# Prp rejected



## Aristote (Jan 21, 2020)

I submitted my PRP ON THE 06 February 2018. Two years down the line, Today I got my outcome (21 January 2020) my application is rejected with the following reason.

" YOUR APPLICATION DID NOT CONTAIN ALL THE PRESCRIBED REQUIREMENTS. YOU FAILED TO SUBMIT PROOF OF 5 YEARS SPOUSAL RELATIONSHIP WITH YOUR PURPORTED SPOUSE AND PROOF OF COHABITATION AND SHARED FINANCIAL RESPONSIBILITIES IN THE FORM OF MUNICIPAL ACCOUNT OR ANY OTHER DOCUMENTARY PROOF REFLECTING YOUR NAMES AND YOUR SOUTH AFRICAN LIFE PARTNER. THE EXTENTS TO WHICH RELATED FINANCIAL RESPONSIBILITIES ARE SHARED BY THE PARTIES ARE NOT DEFINED . YOU THEREFORE DO NOT QUALIFY FOR PERMANENT RESIDENCE IN TERMS OF SECTION 26(b) OF THE IMMIGRATION ACT"
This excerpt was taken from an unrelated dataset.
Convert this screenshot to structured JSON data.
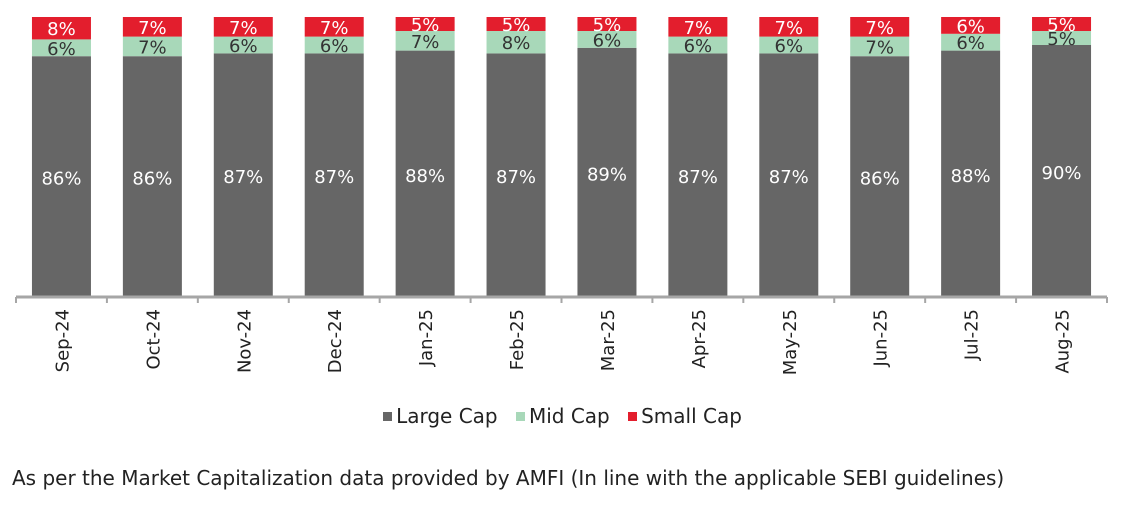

I submitted all the required documents with my application and these include:
- Our bank statements
- Notarial AGREEMENT showing that we have been together for more that ten years with a declaration signed by both of us stating that we are supporting each other and our children; financially, emotionally and physically. We are still together wit my partner and i need advise on how we can prove that we are together please advise.


----------



## Aristote (Jan 21, 2020)

*Prp rejection*

Guys please assist me if you can.


----------



## jollem (Nov 9, 2016)

I think what you might have missed is the proof of shared financial responsibility. If you are the only one who works and is therefore responsible for the financial responsibility you say so. But you need some proof of financial support for her e.g. if you have a policy in which she is the beneficiary.

On the proof of 5 years relationship is is their mistake as the Notarial Agreement is that proof. 
You need to appeal and in your appeal motivation break down those reason they have given into bullet points and respond to each one individually.


----------



## Aristote (Jan 21, 2020)

*Prp rejection*

Thank you Jollem.


----------